Le attese proposte, che sono emerse dopo discussioni protrattesi per un po’ di tempo e a cui Matteo Ascheri, presidente del Consorzio, ha dato attivamente il suo sostegno con determinazione e idee molto chiare, sono finalmente qui, anche quando si è trovato ad affrontare oppositori e critici. “Stiamo seguendo un percorso che inizia dal basso”, spiega lui, “abbiamo presentato queste proposte, spiegandole ai produttori a cui interessano direttamente: ora devono dire cosa vogliono fare”. La prima modifica riguarda il vincolo alla zona di spillatura per Barolo e Barbaresco (che per legge dovrebbe coincidere con la zona di produzione del vino): “Questa è una misura necessaria per proteggere le denominazioni dal punto di vista tecnico e commerciale”. Le specifiche, sviluppate negli anni ’60, non imponevano alcun limite di spillatura, come nella stragrande maggioranza delle denominazioni italiane, poiché all’epoca era impensabile trasportare il vino per lunghe distanze, ma oggi i vini Barolo vengono spillati anche al di fuori dell’Italia.
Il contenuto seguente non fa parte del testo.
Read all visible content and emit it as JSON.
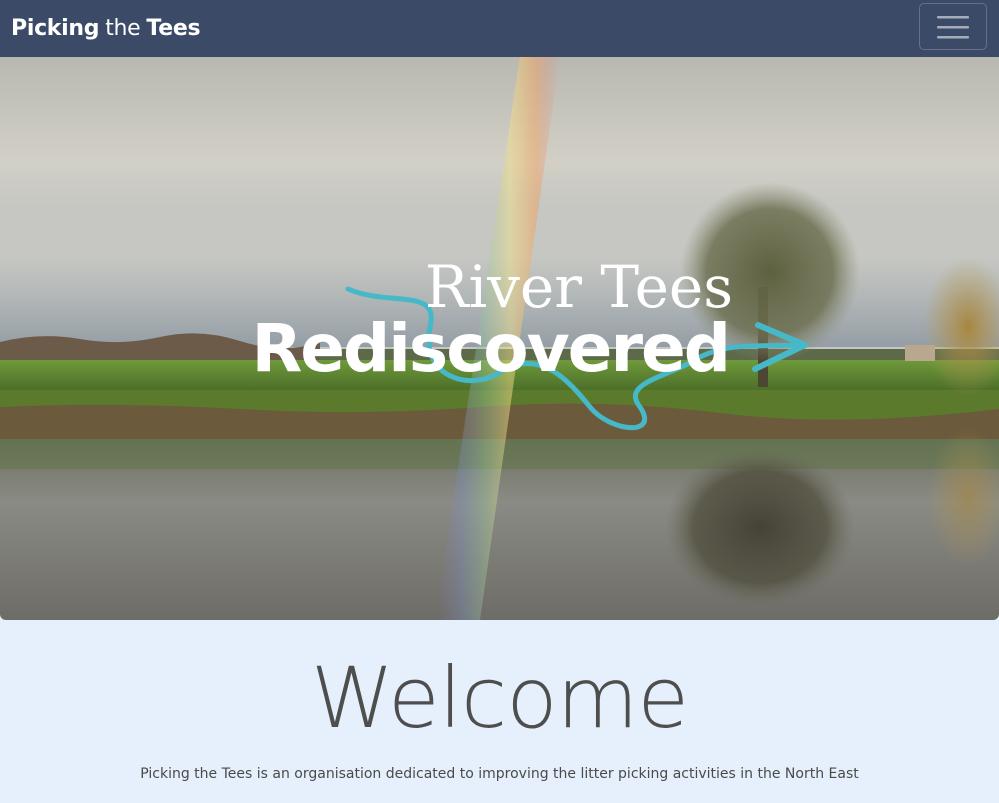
{
  "navbar": {
    "brand_part1": "Picking",
    "brand_part2": "the",
    "brand_part3": "Tees",
    "menu_icon": "hamburger-menu-icon",
    "background_color": "#3b4a67"
  },
  "hero": {
    "title_line1": "River Tees",
    "title_line2": "Rediscovered",
    "arrow_color": "#47b8c8",
    "image_description": "rainbow-over-river-icon"
  },
  "welcome": {
    "title": "Welcome",
    "text": "Picking the Tees is an organisation dedicated to improving the litter picking activities in the North East"
  },
  "colors": {
    "page_background": "#e6f0fc",
    "text_dark": "#4e4e4e"
  }
}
“Questa è l’unica misura per la quale siamo a favore a causa dell’urgenza e della necessità”, affermano i rappresentanti del consorzio. Inoltre, c’è una richiesta di reciprocità tra le due aree – Barolo e Barbaresco, ovvero la possibilità di vinificare e spillare Barolo in bottiglia nell’area di produzione di Barbaresco e viceversa. Ovviamente, l’area di produzione delle uve per le due denominazioni rimarrà invariata, come stabilito nel 1966. “Abbiamo ritenuto corretto esaminare questa opzione per alleviare la pressione su comuni e territori, anche per quanto riguarda la costruzione di nuove cantine in un’area già sottoposta a una forte pressione”, spiega Ascheri.
La terza proposta è quella di rimuovere il divieto di piantare vigne di Nebbiolo adatte a Barolo o Barbaresco sulle pendici rivolte a nord. “Non si tratta di espansione o aumento della produzione”, dice Ascheri, “stiamo semplicemente offrendo ai produttori un’ulteriore opportunità agronomica”. Infine, si tratta di aggiungere menzioni comunali per l’appellativo Barbaresco e l’utilizzo di formati più grandi, oltre sei litri. “Questa è una pratica democratica e non potevamo fare a meno di discutere di questi argomenti. La decisione spetta ai produttori”, conclude il presidente.